Edy Almer, Product Management Director for Threat Detection and Incident Response at Logpoint, outlines the concerns and wider uses of Artificial Intelligence.
The rise of Artificial Intelligence (AI) in the form of Language Learning Models (LLMs) is already significantly disrupting modern society. We’ve seen objections to these systems’ use of copyrighted material on which they are trained, concerns over whether it can be relied upon due to ‘hallucinations’ and bias, and its potential to cause harm.
As a result, the EU is rushing through regulation in the form of the AI Act which is expected to come into force before the year is out.
As the Act reflects, the general consensus is that AI is here to stay, and from a cybersecurity perspective it’s imperative that we build our understanding of how it can be used against us or to aid us in our defence. This is because Artificial Intelligence will significantly escalate the competencies of threat actors, making it much harder to detect and defend against attacks.
For example, it can make phishing attacks far more convincing, has been tricked into writing malware, and can be used to generate disinformation.
Artificial Intelligence can improve security processes
Right now, a chief concern is that it will see more sophisticated attacks available for sale on the dark web. The New Scientist states that Artificial Intelligence could cut costs for cybercrime gangs by up to 96%, seeing the price point for developing toolkits fall. This in turn will lower the cost of entry and skill levels needed to perpetrate attacks.
So it’s a small wonder that organisations are gearing themselves up for AI attacks, with over half anticipating a successful AI-fuelled attack will come to pass during the next eight months.
But the odds are, for once, stacked slightly in our favour because LLMs are constructed to do good. They have a number of built-in safeguards that attackers need to work around in order to achieve their malicious aims.

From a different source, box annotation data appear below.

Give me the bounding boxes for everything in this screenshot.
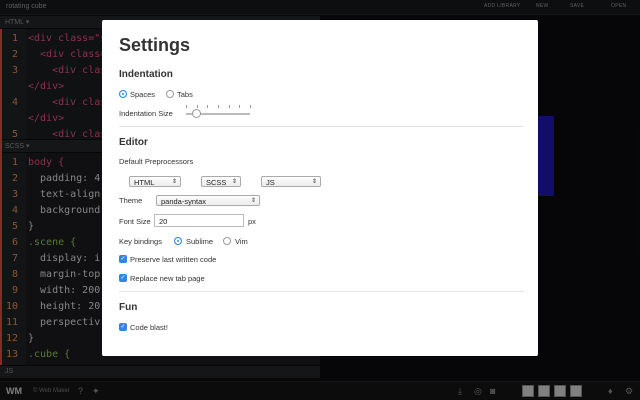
font-size-input[interactable]: 20 xyxy=(154,214,244,227)
code-blast-label[interactable]: Code blast! xyxy=(130,323,168,332)
tabs-radio[interactable] xyxy=(166,90,174,98)
css-preprocessor-select[interactable]: SCSS ⇕ xyxy=(201,176,241,187)
slider-tick xyxy=(218,105,219,108)
spaces-radio[interactable] xyxy=(119,90,127,98)
slider-tick xyxy=(207,105,209,108)
sublime-radio[interactable] xyxy=(174,237,182,245)
theme-label: Theme xyxy=(119,196,143,205)
key-bindings-label: Key bindings xyxy=(119,237,162,246)
html-preprocessor-select[interactable]: HTML ⇕ xyxy=(129,176,181,187)
spaces-label[interactable]: Spaces xyxy=(130,90,155,99)
vim-label[interactable]: Vim xyxy=(235,237,248,246)
js-preprocessor-value: JS xyxy=(266,178,275,187)
preserve-code-checkbox[interactable]: ✓ xyxy=(119,255,127,263)
font-size-label: Font Size xyxy=(119,217,151,226)
sublime-label[interactable]: Sublime xyxy=(186,237,213,246)
slider-tick xyxy=(250,105,251,108)
vim-radio[interactable] xyxy=(223,237,231,245)
theme-value: panda-syntax xyxy=(161,197,207,206)
preserve-code-label[interactable]: Preserve last written code xyxy=(130,255,216,264)
settings-modal: Settings Indentation Spaces Tabs Indenta… xyxy=(102,20,538,356)
indentation-heading: Indentation xyxy=(119,69,173,80)
editor-heading: Editor xyxy=(119,137,148,148)
slider-tick xyxy=(196,105,198,108)
theme-select[interactable]: panda-syntax ⇕ xyxy=(156,195,260,206)
tabs-label[interactable]: Tabs xyxy=(177,90,193,99)
chevron-updown-icon: ⇕ xyxy=(171,179,177,185)
divider xyxy=(119,126,524,127)
code-blast-checkbox[interactable]: ✓ xyxy=(119,323,127,331)
replace-tab-label[interactable]: Replace new tab page xyxy=(130,274,205,283)
fun-heading: Fun xyxy=(119,302,138,313)
replace-tab-checkbox[interactable]: ✓ xyxy=(119,274,127,282)
css-preprocessor-value: SCSS xyxy=(206,178,227,187)
slider-tick xyxy=(239,105,241,108)
slider-tick xyxy=(186,105,187,108)
html-preprocessor-value: HTML xyxy=(134,178,155,187)
chevron-updown-icon: ⇕ xyxy=(231,179,237,185)
js-preprocessor-select[interactable]: JS ⇕ xyxy=(261,176,321,187)
chevron-updown-icon: ⇕ xyxy=(311,179,317,185)
indentation-size-label: Indentation Size xyxy=(119,109,173,118)
slider-tick xyxy=(228,105,230,108)
indentation-size-slider-knob[interactable] xyxy=(192,109,202,118)
default-preprocessors-label: Default Preprocessors xyxy=(119,157,194,166)
divider xyxy=(119,291,524,292)
settings-title: Settings xyxy=(119,35,191,55)
chevron-updown-icon: ⇕ xyxy=(250,198,256,204)
font-size-unit: px xyxy=(248,217,256,226)
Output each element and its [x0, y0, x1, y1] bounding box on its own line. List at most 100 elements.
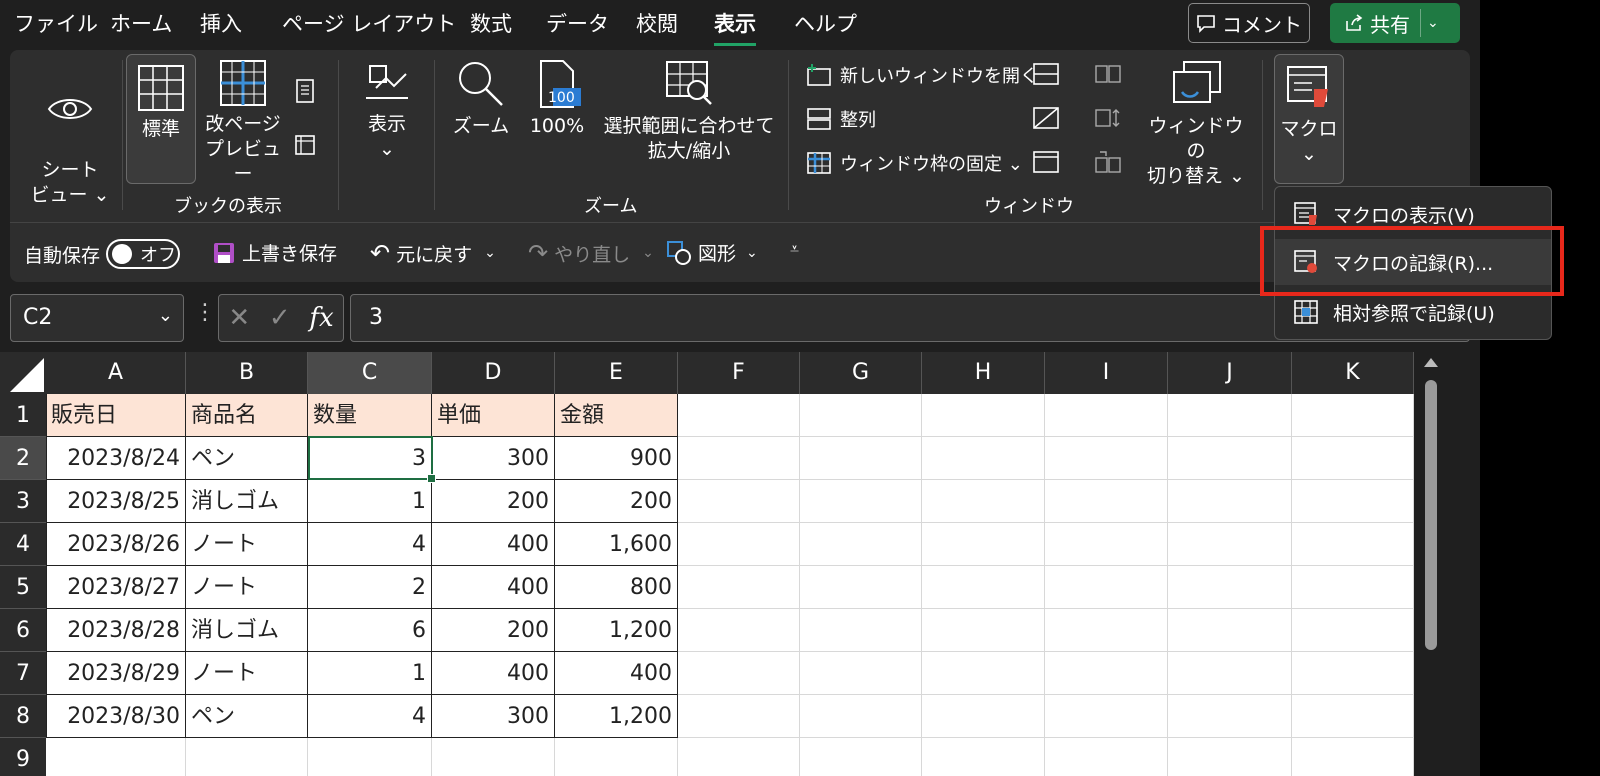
- grid-cell[interactable]: [678, 437, 800, 480]
- table-cell[interactable]: 消しゴム: [186, 480, 308, 523]
- grid-cell[interactable]: [1168, 566, 1292, 609]
- page-layout-icon[interactable]: [292, 78, 318, 108]
- table-cell[interactable]: 400: [432, 523, 555, 566]
- macros-button[interactable]: マクロ ⌄: [1274, 54, 1344, 184]
- column-header[interactable]: E: [555, 352, 678, 394]
- table-cell[interactable]: 2023/8/27: [46, 566, 186, 609]
- grid-cell[interactable]: [800, 566, 922, 609]
- grid-cell[interactable]: [1045, 738, 1168, 776]
- grid-cell[interactable]: [1045, 652, 1168, 695]
- row-header[interactable]: 7: [0, 652, 46, 695]
- grid-cell[interactable]: [800, 394, 922, 437]
- grid-cell[interactable]: [1292, 695, 1414, 738]
- insert-function-button[interactable]: fx: [309, 303, 333, 333]
- tab-data[interactable]: データ: [546, 8, 609, 38]
- tab-help[interactable]: ヘルプ: [794, 8, 857, 38]
- table-header-cell[interactable]: 単価: [432, 394, 555, 437]
- new-window-button[interactable]: 新しいウィンドウを開く: [806, 62, 1038, 88]
- grid-cell[interactable]: [1168, 523, 1292, 566]
- column-header[interactable]: A: [46, 352, 186, 394]
- tab-insert[interactable]: 挿入: [200, 8, 242, 38]
- row-header[interactable]: 4: [0, 523, 46, 566]
- scrollbar-thumb[interactable]: [1425, 380, 1437, 650]
- tab-home[interactable]: ホーム: [110, 8, 172, 38]
- undo-dropdown-icon[interactable]: ⌄: [484, 245, 496, 261]
- row-header[interactable]: 9: [0, 738, 46, 776]
- table-cell[interactable]: 2: [308, 566, 432, 609]
- table-cell[interactable]: 2023/8/29: [46, 652, 186, 695]
- row-header[interactable]: 5: [0, 566, 46, 609]
- grid-cell[interactable]: [1292, 480, 1414, 523]
- grid-cell[interactable]: [922, 394, 1045, 437]
- row-header[interactable]: 3: [0, 480, 46, 523]
- table-cell[interactable]: 200: [432, 480, 555, 523]
- shapes-dropdown-icon[interactable]: ⌄: [746, 245, 758, 261]
- row-header[interactable]: 2: [0, 437, 46, 480]
- grid-cell[interactable]: [186, 738, 308, 776]
- grid-cell[interactable]: [922, 437, 1045, 480]
- grid-cell[interactable]: [922, 738, 1045, 776]
- zoom-button[interactable]: ズーム: [450, 58, 512, 139]
- table-cell[interactable]: ノート: [186, 652, 308, 695]
- column-header[interactable]: H: [922, 352, 1045, 394]
- shapes-button[interactable]: 図形 ⌄: [666, 239, 758, 266]
- grid-cell[interactable]: [1045, 437, 1168, 480]
- grid-cell[interactable]: [1045, 566, 1168, 609]
- table-cell[interactable]: 800: [555, 566, 678, 609]
- grid-cell[interactable]: [555, 738, 678, 776]
- grid-cell[interactable]: [922, 566, 1045, 609]
- grid-cell[interactable]: [1292, 609, 1414, 652]
- split-icon[interactable]: [1032, 62, 1060, 90]
- grid-cell[interactable]: [922, 652, 1045, 695]
- vertical-scrollbar[interactable]: [1420, 352, 1442, 776]
- table-cell[interactable]: 1,200: [555, 695, 678, 738]
- grid-cell[interactable]: [1045, 609, 1168, 652]
- column-header[interactable]: F: [678, 352, 800, 394]
- customize-qat-button[interactable]: ⩡: [790, 239, 799, 259]
- row-header[interactable]: 1: [0, 394, 46, 437]
- tab-review[interactable]: 校閲: [636, 8, 678, 38]
- redo-button[interactable]: ↷ やり直し ⌄: [528, 239, 654, 267]
- formula-bar-resize-handle[interactable]: ⋮: [194, 300, 216, 325]
- grid-cell[interactable]: [1045, 695, 1168, 738]
- active-cell-cursor[interactable]: [308, 436, 436, 483]
- table-cell[interactable]: 4: [308, 695, 432, 738]
- grid-cell[interactable]: [922, 523, 1045, 566]
- zoom-to-selection-button[interactable]: 選択範囲に合わせて 拡大/縮小: [596, 58, 782, 164]
- grid-cell[interactable]: [308, 738, 432, 776]
- table-cell[interactable]: 1,600: [555, 523, 678, 566]
- sync-scroll-icon[interactable]: [1094, 106, 1122, 134]
- table-cell[interactable]: 1,200: [555, 609, 678, 652]
- table-cell[interactable]: 200: [432, 609, 555, 652]
- table-header-cell[interactable]: 数量: [308, 394, 432, 437]
- grid-cell[interactable]: [1168, 609, 1292, 652]
- tab-formulas[interactable]: 数式: [470, 8, 512, 38]
- table-header-cell[interactable]: 金額: [555, 394, 678, 437]
- column-header[interactable]: K: [1292, 352, 1414, 394]
- grid-cell[interactable]: [678, 695, 800, 738]
- grid-cell[interactable]: [800, 695, 922, 738]
- unhide-window-icon[interactable]: [1032, 150, 1060, 178]
- cancel-icon[interactable]: ✕: [228, 303, 250, 333]
- table-cell[interactable]: 4: [308, 523, 432, 566]
- tab-file[interactable]: ファイル: [14, 8, 98, 38]
- grid-cell[interactable]: [678, 652, 800, 695]
- table-cell[interactable]: 1: [308, 652, 432, 695]
- table-cell[interactable]: 400: [432, 566, 555, 609]
- tab-page-layout[interactable]: ページ レイアウト: [282, 8, 456, 38]
- table-header-cell[interactable]: 販売日: [46, 394, 186, 437]
- table-cell[interactable]: 2023/8/26: [46, 523, 186, 566]
- comment-button[interactable]: コメント: [1188, 3, 1310, 43]
- hide-window-icon[interactable]: [1032, 106, 1060, 134]
- autosave-toggle[interactable]: オフ: [106, 239, 181, 269]
- select-all-button[interactable]: [0, 352, 46, 394]
- column-header[interactable]: B: [186, 352, 308, 394]
- table-cell[interactable]: 2023/8/30: [46, 695, 186, 738]
- grid-cell[interactable]: [800, 652, 922, 695]
- freeze-panes-button[interactable]: ウィンドウ枠の固定 ⌄: [806, 150, 1023, 176]
- show-button[interactable]: 表示 ⌄: [350, 58, 424, 162]
- switch-windows-button[interactable]: ウィンドウの 切り替え ⌄: [1140, 58, 1252, 189]
- grid-cell[interactable]: [432, 738, 555, 776]
- custom-view-icon[interactable]: [292, 132, 318, 162]
- grid-cell[interactable]: [1045, 480, 1168, 523]
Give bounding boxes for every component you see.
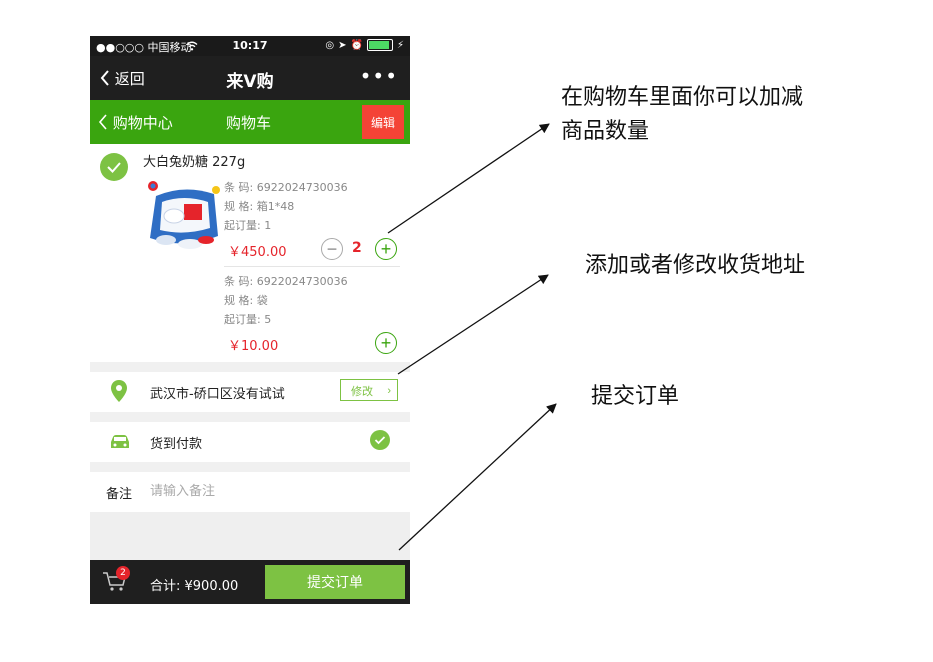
annotation-submit: 提交订单 (591, 384, 680, 409)
annotation-address: 添加或者修改收货地址 (585, 253, 806, 278)
annotation-cart-qty: 在购物车里面你可以加减 商品数量 (561, 81, 803, 149)
arrow-icon (398, 403, 557, 551)
arrow-icon (387, 123, 550, 234)
arrow-icon (397, 274, 549, 375)
annotation-line: 商品数量 (561, 119, 650, 144)
annotation-line: 在购物车里面你可以加减 (561, 85, 804, 110)
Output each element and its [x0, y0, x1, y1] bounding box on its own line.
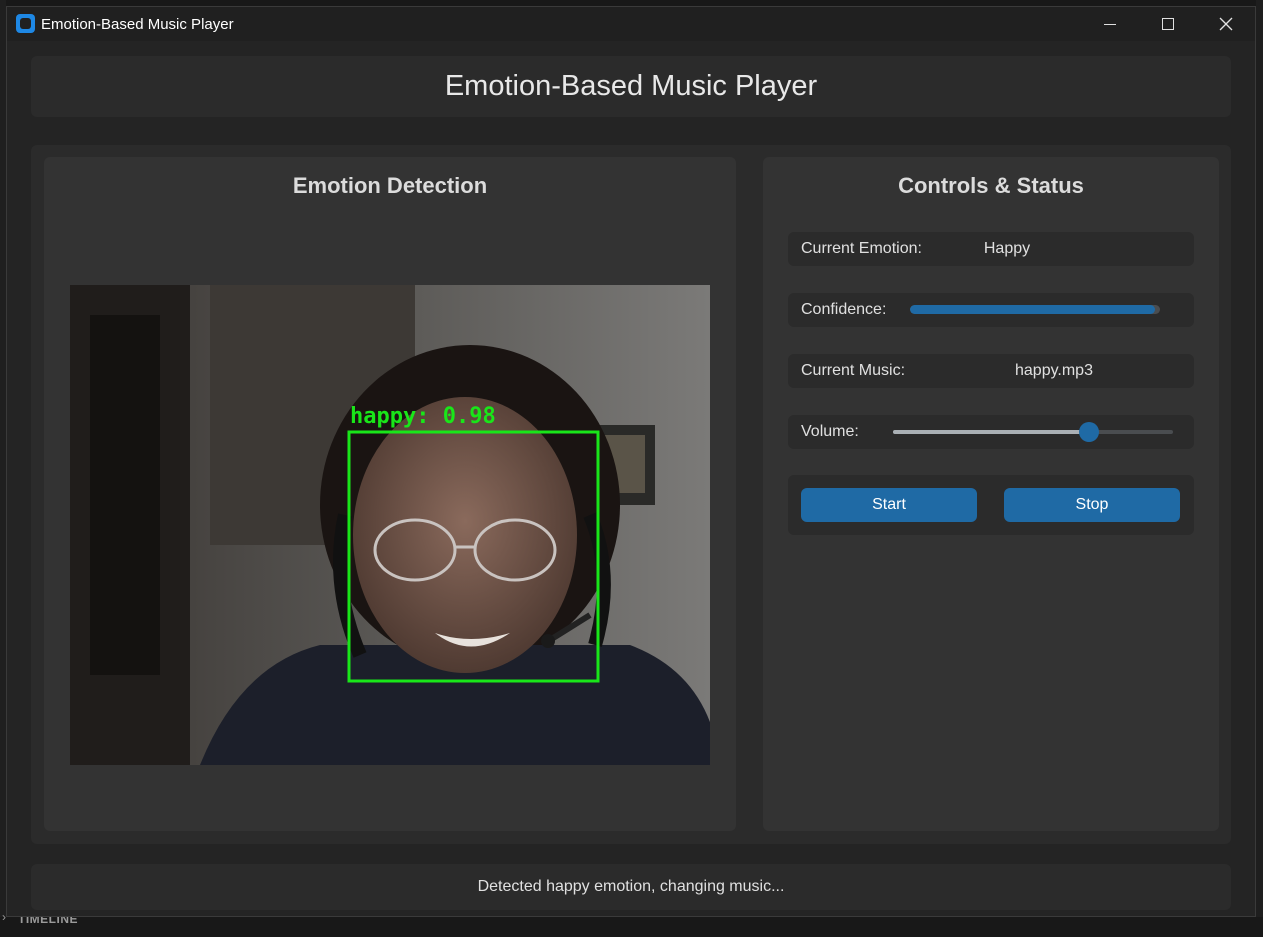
minimize-button[interactable]	[1081, 7, 1139, 41]
camera-image: happy: 0.98	[70, 285, 710, 765]
maximize-button[interactable]	[1139, 7, 1197, 41]
start-button[interactable]: Start	[801, 488, 977, 522]
close-icon	[1219, 17, 1233, 31]
buttons-row: Start Stop	[788, 475, 1194, 535]
confidence-progress-bar	[910, 305, 1160, 314]
title-bar[interactable]: Emotion-Based Music Player	[7, 7, 1255, 41]
volume-slider-handle[interactable]	[1079, 422, 1099, 442]
confidence-progress-fill	[910, 305, 1155, 314]
emotion-detection-title: Emotion Detection	[292, 173, 488, 198]
music-row: Current Music: happy.mp3	[788, 354, 1194, 388]
app-icon	[16, 14, 35, 33]
controls-panel: Controls & Status Current Emotion: Happy…	[763, 157, 1219, 831]
confidence-label: Confidence:	[801, 301, 887, 318]
page-title: Emotion-Based Music Player	[444, 70, 818, 102]
window-title: Emotion-Based Music Player	[41, 16, 234, 33]
volume-slider-fill	[893, 430, 1089, 434]
background-right-strip	[1256, 0, 1263, 937]
overlay-label: happy: 0.98	[350, 404, 496, 429]
music-value: happy.mp3	[1015, 362, 1093, 379]
confidence-row: Confidence:	[788, 293, 1194, 327]
emotion-row: Current Emotion: Happy	[788, 232, 1194, 266]
minimize-icon	[1104, 23, 1116, 25]
status-bar: Detected happy emotion, changing music..…	[31, 864, 1231, 910]
music-label: Current Music:	[801, 362, 906, 379]
volume-slider[interactable]	[893, 422, 1173, 442]
camera-feed: happy: 0.98	[70, 285, 710, 765]
main-panel: Emotion Detection happy: 0.98 Controls &…	[31, 145, 1231, 844]
background-bottom-strip	[0, 917, 1263, 937]
close-button[interactable]	[1197, 7, 1255, 41]
maximize-icon	[1162, 18, 1174, 30]
header-panel: Emotion-Based Music Player	[31, 56, 1231, 117]
stop-button[interactable]: Stop	[1004, 488, 1180, 522]
volume-row: Volume:	[788, 415, 1194, 449]
app-window: Emotion-Based Music Player Emotion-Based…	[6, 6, 1256, 917]
emotion-label: Current Emotion:	[801, 240, 922, 257]
emotion-value: Happy	[983, 240, 1031, 257]
status-text: Detected happy emotion, changing music..…	[477, 878, 785, 895]
controls-title: Controls & Status	[898, 173, 1084, 198]
volume-label: Volume:	[801, 423, 859, 440]
emotion-detection-panel: Emotion Detection happy: 0.98	[44, 157, 736, 831]
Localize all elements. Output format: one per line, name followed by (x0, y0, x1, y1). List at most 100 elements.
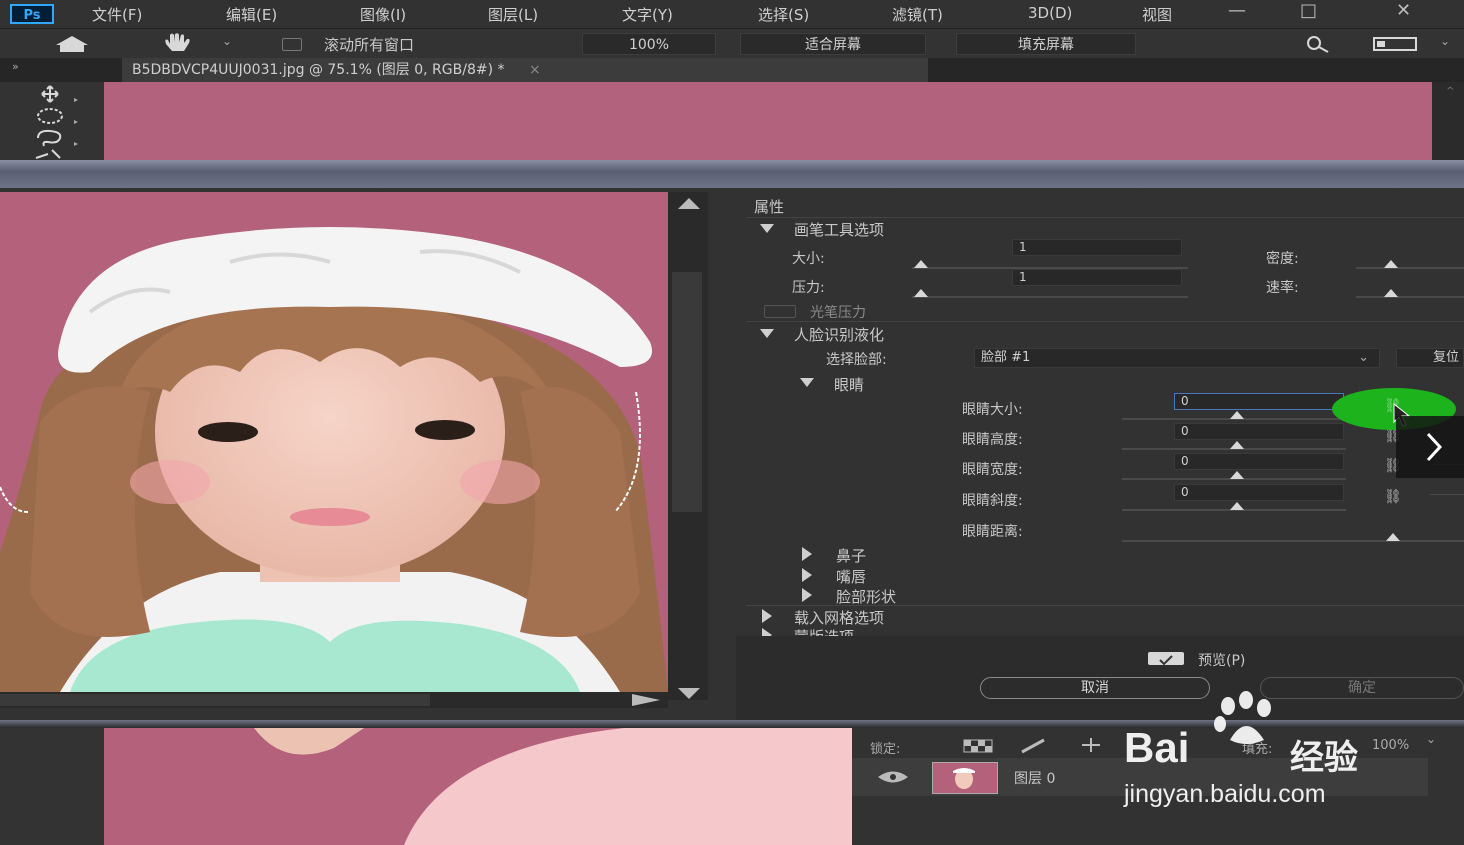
preview-checkbox[interactable] (1148, 652, 1184, 666)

In ChatGPT, for instance, filters are applied to the content it uses to train itself and to its responses to prevent it from coming up with unsafe content. As the security sector doesn’t face the same constraints, it can use the technology to dramatically improve security processes and defence capabilities.
Making sense of data
Take, for example, the Security Operations Centre (SOC). Here, enormous quantities of risk data are analysed to determine potential threats to the business and its systems.
Converging security technologies like SIEM, SOAR and UEBA can rapidly crunch through that data and provide the focus needed to determine genuine versus false positives, improving the speed with which the team can get to the information and reducing the likelihood of alert fatigue that can see genuine alerts missed.
In the event of a breach, the SOC team will supplement the indicators of compromise (IoC) with other information obtained from public sources. This is then used to form a response plan but again the data involved is considerable.
Being able to apply an LLM can see that data is ingested, understood, and summarised more quickly, shortening the all-important Mean Time to Response (MTTR) that can make the difference between an attack being mitigated versus it being allowed to run rampant.
Speeding up intel
Automation is already used for threat defence within the modern Security Incident and Event Management (SIEM) system. The tactics, techniques, and procedures (TTPs) used to orchestrate an attack can be aligned with a specific Security Orchestration and Response (SOAR) playbook, triggering automatic incident response and reporting processes.
Applying an LLM such as ChatGPT to those processes can see the output from the playbook quickly summarised to provide the CISO with recommendations for remediation and improvements. Such intelligence can then be relayed to the board, helping inform future security decisions and investment.
LLMs can also be used to write security documentation, from policies to compliance reports, substantially alleviating workloads and freeing up the SOC team to focus on what they do best – using their intuitive skills to outwit attackers – which Artificial Intelligence cannot replicate.
Using AI to generate awareness
In addition, security teams can use AI to the same intents and purposes as their nemeses. While the attacker will need to find workaround prompts to reverse shells and develop malware, DevSecOps can legitimately use it to hunt for issues and security check code. They’ll still need to validate the outputs, but it should save them considerable initial effort.
Similarly, while attackers might use Artificial Intelligence to craft phishing attacks, the security team can also create bespoke security awareness campaigns. These use AI to scrape details from resources such as the employee’s social media accounts and company logs for email addresses to personalise training on how to avoid a phishing attack.
Managed Security Services Providers (MSSPs) and their customers may benefit too from integrating AI into their security services. A key differentiator is the speed with which the MSSP can monitor and notify their customer base of an incident and provide mitigation advice.
Using ChatGPT, they can accelerate data aggregation and analysis, automating the process and allowing the MSSP to focus on recovery and getting the customer back to BAU.
All of these positive use cases are now driving development of AI-enabled security solutions. The market is now actively seeking to invest, with a Blackberry survey revealing that 82% of IT decision makers plan to buy AI-driven cybersecurity solutions over the next two years and 48% before the year is up.
It’s now down to the vendor community to embrace the technology, provide their customers with Artificial Intelligence that integrates with their existing offerings to experiment with and equip them with tools to counter the coming threats.